Competitiveness is frequent topic of conversation these days among managers and government officials and in the news media. We define competitiveness as the relative standing of one competitor against other competitors. Competitiveness is like the gamer of musical chairs: There are a finite number of places to sit, and some are more desirable than others.
Competitiveness is an idea that applies in a number of different settings. For decades, managers at the so-called Big Three American automakers – General Motors, Ford, and Chrysler – have worried about their organizations’ relative standing in the US automobile marketplace. Merchants in many small towns across America think about the competitiveness of their prices in comparison to prices at Wal-Mart stores in their towns. If you participate in sports, you, your teammates, and coaches seek competitiveness in relation to your opponents by practicing day after day. Or if you watch the ups and downs of the stock market read the business press, or watch the competitors in your industry, and you find that competitiveness has accelerated over the last 20 years.
One organization that has addressed its desire to remain competitive in the global economy is General Electric Medical Systems Group. To expand its ability to deliver quality products and services in a highly competitive industry, the GE Medical Systems Group has developed a Global Leadership Program (G.L.P) to provide its top managers with a global outlook G.L.P is a multiyear process that brings together managers from its three regions – the America, Europe and Asia within a highly organized framework to work on specific business projects. The results of these projects drive the global progress of the organization.
Competitiveness has become a prominent business and government concern in the era of global business as a contest among nations. Members of the news media routinely talk about the competitiveness of the United States versus Japan and the United States versus the Pacific Rim. This meaning of competitiveness is part of the new attitude of globalization that we just discussed. And it is a direct consequence of the unprecedented proximity among nations in the global market place. It is easy to see the Sumitomo fire in terms of the Japanese computer industry’s influence on world markets.
A renowned expert on competition, has observed that while people are talking about competitiveness among nations, they do not always use the same criteria of competitiveness. Two different competitiveness criteria are useful in understanding globalization and management. These criteria both involve relative standing, but differ in terms of their time perspectives: looking forward or looking back.
Relative Standing Today: Looking forward, competitiveness can refer to a nation’s preparedness for future competitive interaction. To be competitive in this sense is to have a chance to win upcoming contest. The Sumitomo fire affected the chance to win for a number of industry players who faced higher costs.

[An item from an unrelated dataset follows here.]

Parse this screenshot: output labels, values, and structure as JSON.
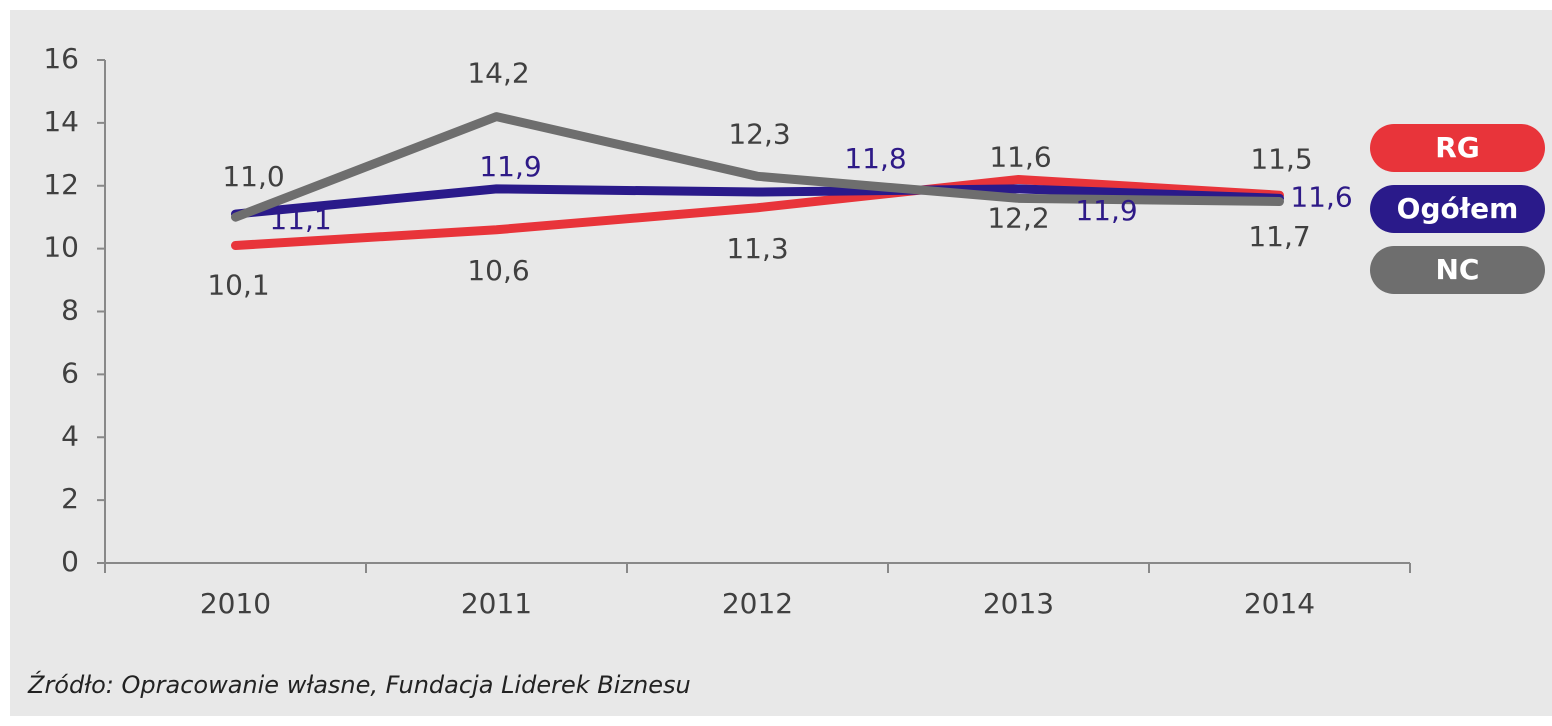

Several measures of this criterion are commonly discussed in business and political circles today. One is the cost of labor in a nation. A commonly cited statistic in the debate about relaxing international trade barriers is the questionable competitiveness of US labor costs in relation to lower wage rates in other countries such as Mexico. This creates some controversy and an ethical dilemma for managers when companies seeking lower wage personnel close factories in the United States and move production facilities to other nations. Another measure of this criterion is the education level of a nation’s work force. Government representatives who seek to attract new investors in their economies like to cite literacy rates and skilled training.